Me pasé la noche mirando videos de Dani Rovira, y tomándome una taza de té, que calentaba mis dedos que se helaban cada vez que tecleaba algo. Un poco más tarde me di cuenta que era la hora de dormir, apagué el ordenador y me acosté sobre un cojín azul mar. No me di cuenta de ello hasta bastante más tarde pero… aquel número desconocido me había llamado 6 veces.

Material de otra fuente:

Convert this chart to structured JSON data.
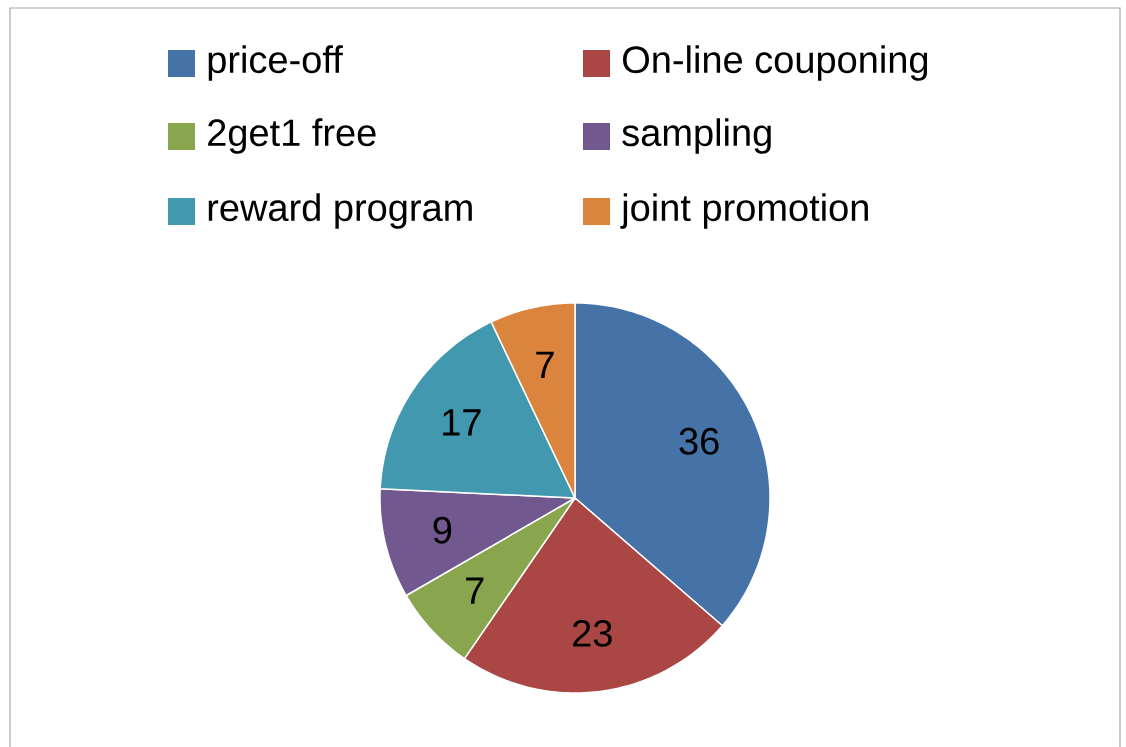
{
  "chart_data": {
    "type": "pie",
    "categories": [
      "price-off",
      "On-line couponing",
      "2get1 free",
      "sampling",
      "reward program",
      "joint promotion"
    ],
    "values": [
      36,
      23,
      7,
      9,
      17,
      7
    ],
    "colors": [
      "#4572a7",
      "#aa4643",
      "#89a54e",
      "#71588f",
      "#4198af",
      "#db843d"
    ],
    "legend": "top",
    "data_labels": true
  }
}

En medio de la noche desperté. Me sentía rara, como si algo me faltaba. Me giré y al instante me di cuenta… Álex no estaba. Cogí mi móvil con el pulso a 100 por hora y lo llamé. No me quedaba saldo. Mierda. Nerviosa me puse a intentar encender la luz pero no sabía dónde estaba el interruptor. No sabía qué hora era, ni me importaba, seguramente rondaba por las 3 de la noche. Bajé las escaleras cuidadosamente, pero casi me caía de la adrenalina que llevaba dentro. Fui rápidamente a coger el teléfono fijo y marqué temblando su número. Los pitidos me ponían más inquieta. Y de repente escuché una voz. Pero no era la de Álex, era una voz aguda y molesta. Al instante siguiente, me desmayé.